17 November 1999 T.I. 990126

"[W]here an individual transfers property to a partnership under subsection 97(2) of the Act and receives, in addition to a partnership interest as consideration, a promissory note payable over, say, five years, the agreed amount would include the note and this amount would be deemed to be the proceeds for the individual and the cost to the partnership. In such a situation, where a gain has been triggered, i.e., the agreed amount exceeds the adjusted cost base of the property transferred, the transferor will be entitled to claim a reserve under paragraph 40(1)(a) of the Act if the note taken back is received as a 'conditional payment'."

1999 Ruling 993226

A partnership that is a member of a partnership may elect under s. 97(2).

7 February 1997 T.I. 5-970224

Pending the completion of a review of the matter, the administrative position on s. 85(1)(b) described at the 1996 Corporate Management Tax Conference, Q. 7, will not be extended to transfers of property under s. 97(2).

24 August 1992 T.I. (Tax Window, No. 23, p. 13, ¶2125)
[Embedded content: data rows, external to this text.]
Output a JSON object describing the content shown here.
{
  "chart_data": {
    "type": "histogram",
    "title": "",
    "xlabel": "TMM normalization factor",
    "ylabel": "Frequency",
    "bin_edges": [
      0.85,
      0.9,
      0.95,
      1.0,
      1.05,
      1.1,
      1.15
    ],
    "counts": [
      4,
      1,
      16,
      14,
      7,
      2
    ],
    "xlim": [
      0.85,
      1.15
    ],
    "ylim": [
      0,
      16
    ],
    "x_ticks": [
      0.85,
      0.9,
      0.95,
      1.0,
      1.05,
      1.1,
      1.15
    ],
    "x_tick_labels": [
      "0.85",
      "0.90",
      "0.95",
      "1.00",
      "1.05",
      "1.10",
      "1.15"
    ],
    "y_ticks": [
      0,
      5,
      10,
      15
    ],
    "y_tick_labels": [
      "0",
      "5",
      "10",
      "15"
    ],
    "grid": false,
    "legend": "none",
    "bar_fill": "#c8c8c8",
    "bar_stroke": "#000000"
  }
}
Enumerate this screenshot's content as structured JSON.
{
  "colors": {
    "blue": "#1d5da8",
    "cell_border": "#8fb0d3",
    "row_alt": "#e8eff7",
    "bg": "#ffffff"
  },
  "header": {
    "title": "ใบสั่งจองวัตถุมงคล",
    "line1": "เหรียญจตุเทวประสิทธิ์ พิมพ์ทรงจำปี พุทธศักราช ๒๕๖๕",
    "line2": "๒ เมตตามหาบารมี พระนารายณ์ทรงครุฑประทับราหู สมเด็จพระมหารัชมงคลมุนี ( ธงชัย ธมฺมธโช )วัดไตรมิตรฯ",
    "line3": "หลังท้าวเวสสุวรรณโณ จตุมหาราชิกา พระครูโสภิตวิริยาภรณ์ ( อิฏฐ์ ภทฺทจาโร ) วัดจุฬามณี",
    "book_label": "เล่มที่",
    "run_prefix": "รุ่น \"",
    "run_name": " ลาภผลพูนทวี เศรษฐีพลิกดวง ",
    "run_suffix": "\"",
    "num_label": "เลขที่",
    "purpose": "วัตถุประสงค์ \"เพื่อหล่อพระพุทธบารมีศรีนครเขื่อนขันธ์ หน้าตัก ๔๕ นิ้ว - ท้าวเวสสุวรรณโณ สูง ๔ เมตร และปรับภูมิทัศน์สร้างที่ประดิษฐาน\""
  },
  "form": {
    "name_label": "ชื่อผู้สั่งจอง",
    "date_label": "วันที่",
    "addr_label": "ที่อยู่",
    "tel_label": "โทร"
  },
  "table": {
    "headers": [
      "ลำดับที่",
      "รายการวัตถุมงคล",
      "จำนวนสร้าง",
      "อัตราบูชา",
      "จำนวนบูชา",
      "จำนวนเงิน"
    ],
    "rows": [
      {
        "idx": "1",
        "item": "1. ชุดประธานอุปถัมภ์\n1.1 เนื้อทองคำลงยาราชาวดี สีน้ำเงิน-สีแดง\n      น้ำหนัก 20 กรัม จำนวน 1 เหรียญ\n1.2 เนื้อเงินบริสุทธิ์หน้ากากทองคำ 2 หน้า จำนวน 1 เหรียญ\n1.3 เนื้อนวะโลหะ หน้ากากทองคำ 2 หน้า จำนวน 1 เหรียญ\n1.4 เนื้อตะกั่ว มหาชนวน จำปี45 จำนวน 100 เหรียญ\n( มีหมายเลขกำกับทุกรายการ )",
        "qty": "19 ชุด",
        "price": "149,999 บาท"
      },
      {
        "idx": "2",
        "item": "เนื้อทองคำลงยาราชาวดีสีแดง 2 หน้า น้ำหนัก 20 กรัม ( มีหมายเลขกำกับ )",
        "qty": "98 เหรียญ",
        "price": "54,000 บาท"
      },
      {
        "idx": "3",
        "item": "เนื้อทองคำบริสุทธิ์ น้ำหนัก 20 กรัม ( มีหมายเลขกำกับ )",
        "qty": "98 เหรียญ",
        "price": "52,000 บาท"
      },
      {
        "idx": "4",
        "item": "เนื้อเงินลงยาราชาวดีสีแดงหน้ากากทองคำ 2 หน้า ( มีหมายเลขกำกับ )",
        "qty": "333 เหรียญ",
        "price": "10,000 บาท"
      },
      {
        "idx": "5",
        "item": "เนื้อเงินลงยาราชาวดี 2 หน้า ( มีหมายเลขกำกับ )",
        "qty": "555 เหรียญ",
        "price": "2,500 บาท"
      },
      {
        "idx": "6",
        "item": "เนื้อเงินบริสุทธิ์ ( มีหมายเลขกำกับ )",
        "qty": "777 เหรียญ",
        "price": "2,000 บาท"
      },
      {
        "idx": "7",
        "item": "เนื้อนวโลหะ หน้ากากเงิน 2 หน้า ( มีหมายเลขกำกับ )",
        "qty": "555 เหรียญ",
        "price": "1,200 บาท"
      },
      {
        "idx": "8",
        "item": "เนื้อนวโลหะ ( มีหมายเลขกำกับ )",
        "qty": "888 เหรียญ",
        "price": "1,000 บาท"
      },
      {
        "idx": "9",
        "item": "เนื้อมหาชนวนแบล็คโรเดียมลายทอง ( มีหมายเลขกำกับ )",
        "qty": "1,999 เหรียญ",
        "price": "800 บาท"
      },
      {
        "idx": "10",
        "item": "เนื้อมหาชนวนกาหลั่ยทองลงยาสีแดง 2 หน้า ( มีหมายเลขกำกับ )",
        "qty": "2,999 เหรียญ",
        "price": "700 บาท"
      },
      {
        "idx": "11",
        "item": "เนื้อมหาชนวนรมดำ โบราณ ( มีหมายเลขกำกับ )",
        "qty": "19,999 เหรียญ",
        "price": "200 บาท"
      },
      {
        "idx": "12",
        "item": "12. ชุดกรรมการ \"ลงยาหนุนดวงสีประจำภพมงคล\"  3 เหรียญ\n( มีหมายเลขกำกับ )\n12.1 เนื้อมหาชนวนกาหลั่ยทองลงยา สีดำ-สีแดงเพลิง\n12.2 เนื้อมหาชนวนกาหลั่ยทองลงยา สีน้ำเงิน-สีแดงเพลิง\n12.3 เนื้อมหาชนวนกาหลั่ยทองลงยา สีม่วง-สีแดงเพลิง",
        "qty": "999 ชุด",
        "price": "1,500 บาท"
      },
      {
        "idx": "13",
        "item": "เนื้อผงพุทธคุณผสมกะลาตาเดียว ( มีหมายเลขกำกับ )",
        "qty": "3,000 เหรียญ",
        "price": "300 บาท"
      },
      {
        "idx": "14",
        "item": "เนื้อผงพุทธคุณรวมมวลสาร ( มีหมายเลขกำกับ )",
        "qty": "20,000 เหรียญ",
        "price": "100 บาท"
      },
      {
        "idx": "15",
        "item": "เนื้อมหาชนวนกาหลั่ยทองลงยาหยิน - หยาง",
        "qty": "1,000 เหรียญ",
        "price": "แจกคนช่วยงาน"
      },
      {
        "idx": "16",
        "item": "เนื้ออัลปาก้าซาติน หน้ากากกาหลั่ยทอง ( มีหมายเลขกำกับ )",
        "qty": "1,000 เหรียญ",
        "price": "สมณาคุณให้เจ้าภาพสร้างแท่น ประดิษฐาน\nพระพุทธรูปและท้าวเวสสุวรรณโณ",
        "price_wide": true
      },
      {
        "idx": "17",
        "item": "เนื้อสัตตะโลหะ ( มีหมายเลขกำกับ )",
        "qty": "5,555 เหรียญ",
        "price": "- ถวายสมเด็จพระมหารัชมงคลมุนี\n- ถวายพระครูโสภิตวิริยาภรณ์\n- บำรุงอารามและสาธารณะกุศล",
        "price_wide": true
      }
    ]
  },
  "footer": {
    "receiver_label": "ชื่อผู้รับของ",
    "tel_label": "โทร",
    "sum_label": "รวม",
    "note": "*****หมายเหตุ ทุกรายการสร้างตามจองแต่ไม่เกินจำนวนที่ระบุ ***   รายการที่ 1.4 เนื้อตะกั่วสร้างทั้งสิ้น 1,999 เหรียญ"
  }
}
Where a corporation converts a capital property to inventory and transfers it to a partnership under s. 97(2), RC will apply its policy in IT-218R, paragraph 15 at the time of the transfer of the real estate to the partnership, and not when the partnership eventually disposes of the real estate.

89 C.R. - Q.36

Where an election under s. 97(2) is made indicating that a particular property is capital property, the election will not be considered invalid by reason of RC subsequently determining that the property is inventory.

87 C.R. - Q.5

It is a question of fact whether there is a Canadian partnership immediately after the transaction.

IT-471R "Merger of Partnerships"

IT-338R "Partnership Interests - Effects on Adjusted Cost Base Resulting from the Admission or Retirement of a Partner"

IT-457R "Election by Professionals to Exclude Work in Progress from Income" under "Transfers of Work in Progress"

Articles

M. O'Brien, "The 97(2) Rollover - Basic Rules and New Developments", Business Vehicles, Vol IV, No. 2, 1998, p. 186.

McMullen, "Tax Considerations in the Reorganization of Partnerships", 1994 Corporate Management Tax Conference Report, c. 6.

Bernstein, "Partnership Versus Joint Company", Tax Profile, March 13, 1990

Discussions of deferred extraction of "boot" from the partnership in light of RC positions on GAAR and partial dispositions; and of partnership mergers.

Accounting Pronouncements

CICA Emerging Issues Committee, EIC-28 "Accounting for Assets Contributed to a Joint Venture"

Subsection 97(3) - Election not available — section 88

Administrative Policy

16 November 1990 T.I. (Tax Window, Prelim. No. 2, p. 19, ¶1051)

Where a corporation disposes of property at a loss to a partnership which is owned by its controlling shareholder and his spouse, s. 97(3) will deny a capital loss to the corporation, but because the corporation is not a partner there is no partnership interest to which the stop-loss can be added.